Blair asked me about the experience. I told him that the magic store employee had asked me to shuffle an invisible deck of cards and to remove a card and place it up-side-down in the deck. He then pretended to meld the invisible deck with a real deck and my card was up-side-down in his deck. “Ben, what happened after you purchased the trick?” Well, I ripped open the instructions and was extraordinarily disappointed how simple the trick actually was.

“Did you ever buy a magic trick and wait, say, a day or two, before reading how the trick was done?” Never. “Why not?” I couldn’t wait. “Why not?” I needed to know how the trick was done. I wanted to be able to do the same trick. I wanted to be amazing. “Was buying the magic trick a form of the magic store encouraging your dreams?” Yes. Is that what the essence of The Zeigarnik Effect, to encourage somebody’s dreams? “No.” What then? “Human nature – even the most extreme examples of persuasion such as suicide cults and mass movements – are based on the most basic of human desires. Just as magicians can perform miracles using mundane principles, powerful persuaders shape the world in much the same way.”

Are you saying the world is controlled by secret ultra-powerful magicians? “Ben. You sound paranoid when you talk like that. No, I’m not saying that. I am saying that people who have something to gain will often employ whatever they can to get what they want.” Blair, isn’t that the same thing? “No. Magic implies that there is some supernatural power employed. The Zeigarnik Effect simply exploits the basics of human nature.” The Zeigarnik Effect empathizes with people’s passions, exploiting their dreams and fears and whatever they feel strongly about? “No.” What then? “If you wanted to remember ‘encourage their dreams, justify their failures, allay their fears, confirm their suspicions and help them throw rocks at their enemies’ how would you do it?” I’d make a mnemonic. I’d look at the first letter of each phrase and see if I could make a word: encourage, justify, allay, confirm, throw…e, j, a, c and t. ejact. I’d think ejact, and I could remember that.”

My “letter to the editor” went on and on. Blogger won't let me post it all here in a single comment.

Thanks for reading me.


colin said...

I'm a big fan of Blair's and have his "Forbidden Keys" book - most brilliant for its use of quotes and bibliography which is very meaty for people like myself.

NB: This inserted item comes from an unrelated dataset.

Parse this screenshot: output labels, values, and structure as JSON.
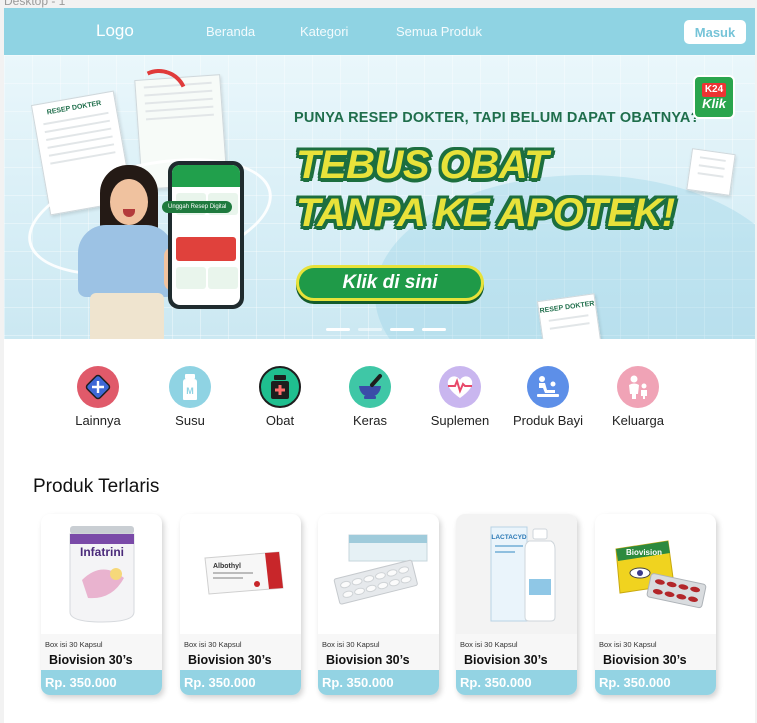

I first heard of the Ziegarnik Effect as a proper noun at one of the StomperNet Live events where Tellman did a presentation - I think that's the first time I met you too, Ben.

I've used the concept a lot since then, but I think for me, the simplest implementation is giving the impression to the audience that this is an ONGOING story.

If you can take what's come before and frame it as a beginning - then take what's happening now and CONNECT them... If you can make a sensible narrative arc, and then graft your desired outcome onto that frame...

In other words, if you can make it so they see their life as a story which is in progress, and that they can COMPLETE this story by taking your desired action...

Essentially harnessing their mode of self expression to your desired ends just like Bernays said.

Now I'm rambling too, but yeah.

The mind loves an incomplete pattern, but imagine when that pattern is more of an incomplete reflection of the prospect, and what's missing is action towards resolution of a SPECIFIC story that has been made clear.

Powerful stuff. Love the blog, Ben. We should get together to do that children's book sometime I think.